Un mix complesso, difficile da gestire e da realizzare. Tra gli esempi di opere anarchiche e completamente libere si possono citare Love Exposure di Sion Sono, oppure Megalopolis di Francis Ford Coppola. Nel primo caso la libertà artistica coesiste alla perfezione con il mezzo cinematografico, è cinema libero, ma è puro cinema; nel secondo – difatti più divisivo – la libertà assume dei limiti, ma affascinanti quando contestualizzati all’interno dell’opera stessa.
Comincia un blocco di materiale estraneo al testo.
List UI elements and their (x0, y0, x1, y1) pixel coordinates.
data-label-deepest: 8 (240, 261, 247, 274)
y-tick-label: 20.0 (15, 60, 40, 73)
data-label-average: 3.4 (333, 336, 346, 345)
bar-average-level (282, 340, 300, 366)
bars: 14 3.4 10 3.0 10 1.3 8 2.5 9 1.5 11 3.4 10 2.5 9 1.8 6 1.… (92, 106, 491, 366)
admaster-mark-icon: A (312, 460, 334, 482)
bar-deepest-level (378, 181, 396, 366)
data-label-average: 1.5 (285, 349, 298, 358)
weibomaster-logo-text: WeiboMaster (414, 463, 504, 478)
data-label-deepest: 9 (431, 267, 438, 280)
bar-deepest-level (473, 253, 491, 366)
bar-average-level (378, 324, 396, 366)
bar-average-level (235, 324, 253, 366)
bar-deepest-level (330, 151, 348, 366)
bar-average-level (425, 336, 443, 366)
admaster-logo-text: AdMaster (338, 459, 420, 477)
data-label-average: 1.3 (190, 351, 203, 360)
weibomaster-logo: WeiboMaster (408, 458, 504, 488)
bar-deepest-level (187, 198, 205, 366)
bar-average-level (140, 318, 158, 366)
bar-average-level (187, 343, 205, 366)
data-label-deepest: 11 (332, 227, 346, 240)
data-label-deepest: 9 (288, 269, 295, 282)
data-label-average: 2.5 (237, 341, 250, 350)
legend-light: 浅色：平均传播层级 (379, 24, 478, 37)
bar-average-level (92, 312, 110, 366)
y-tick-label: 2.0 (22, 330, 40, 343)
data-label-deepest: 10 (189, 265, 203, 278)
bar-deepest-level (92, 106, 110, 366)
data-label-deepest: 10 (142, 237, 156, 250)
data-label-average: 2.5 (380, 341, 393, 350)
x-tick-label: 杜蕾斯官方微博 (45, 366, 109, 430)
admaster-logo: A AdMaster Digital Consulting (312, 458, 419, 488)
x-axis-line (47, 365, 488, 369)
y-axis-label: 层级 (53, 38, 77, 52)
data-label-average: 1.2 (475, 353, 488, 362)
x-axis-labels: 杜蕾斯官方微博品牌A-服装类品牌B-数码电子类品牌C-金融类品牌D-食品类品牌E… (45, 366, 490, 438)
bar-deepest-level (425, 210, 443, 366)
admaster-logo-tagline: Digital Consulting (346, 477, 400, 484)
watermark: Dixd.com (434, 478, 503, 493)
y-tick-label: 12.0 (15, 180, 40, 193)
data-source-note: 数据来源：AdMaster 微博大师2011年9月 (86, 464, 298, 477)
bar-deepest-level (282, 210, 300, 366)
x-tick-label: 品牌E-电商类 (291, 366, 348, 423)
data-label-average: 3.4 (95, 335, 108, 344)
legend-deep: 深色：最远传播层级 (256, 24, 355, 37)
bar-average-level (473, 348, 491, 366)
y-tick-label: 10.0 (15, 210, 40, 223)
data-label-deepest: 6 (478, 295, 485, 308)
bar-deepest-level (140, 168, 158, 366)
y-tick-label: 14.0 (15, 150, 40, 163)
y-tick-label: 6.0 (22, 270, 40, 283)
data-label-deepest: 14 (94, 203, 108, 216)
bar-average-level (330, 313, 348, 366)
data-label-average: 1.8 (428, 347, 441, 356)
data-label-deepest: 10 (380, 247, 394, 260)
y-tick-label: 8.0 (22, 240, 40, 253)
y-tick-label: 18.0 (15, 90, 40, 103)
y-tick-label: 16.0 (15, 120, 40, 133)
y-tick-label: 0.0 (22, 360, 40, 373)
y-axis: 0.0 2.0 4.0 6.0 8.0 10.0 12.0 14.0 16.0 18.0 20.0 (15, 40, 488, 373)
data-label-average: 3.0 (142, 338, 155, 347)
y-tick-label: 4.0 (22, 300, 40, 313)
Entrambi i film dicono qualcosa e hanno motivo di essere liberi. L’impressione è che In the Hand of Dante voglia essere libero a tutti i costi, forzandosi, limitandosi a questo, quindi non essendo libero, anzi risultando ingabbiato nella testardaggine del suo autore.
In the Hand of Dante passa – in maniera sconnessa – dal dramma alla commedia, dal pulp tarantiniano al cinema esistenziale che ricorda Terrence Malick, banalizzando i momenti filosofici e prendendosi tremendamente sul serio proprio un attimo dopo aver fatto ridere l’intera sala con una scena che non voleva essere comica.
Cosa resterà di In The Hand of Dante?
Quest’anno al Lido di Venezia Julian Schnabel ritirerà il Premio Cartier Glory to the Filmmaker, un premio alla carriera meritato, nonché adatto alla sua poetica. Si parla di un artista dal grande talento tecnico apparentemente sottostimato e poco considerato. L’impressione è che questo film rischi di etichettarlo nel modo sbagliato. È il suo primo film dall’esplosione cinefila sui social. Con questo cast, i meme e le recensioni su Letterboxd, probabilmente In the Hand of Dante diventerà oggetto di discussione virale, forse un cult, forse un guilty pleasure.
Una cosa è certa: di In the Hand of Dante resterà il ricordo di un’esperienza veneziana memorabile per le risate incontenibili sentite per tutta la visione. E quelle che risuonavano sul finale, in una sala ormai svuotata dai tanti spettatori usciti in anticipo.
Non è chiaro quale fosse l’obiettivo di Schnabel, se quello di fare un film libero o meramente provocatorio, se volesse davvero trasmettere qualcosa o solo spaesare lo spettatore per 160 minuti. È il bello e il brutto di un’arte completamente libera, fuori da ogni convenzione, fuori da ogni regola, fuori da ogni schema, e in questo caso anche fuori di testa.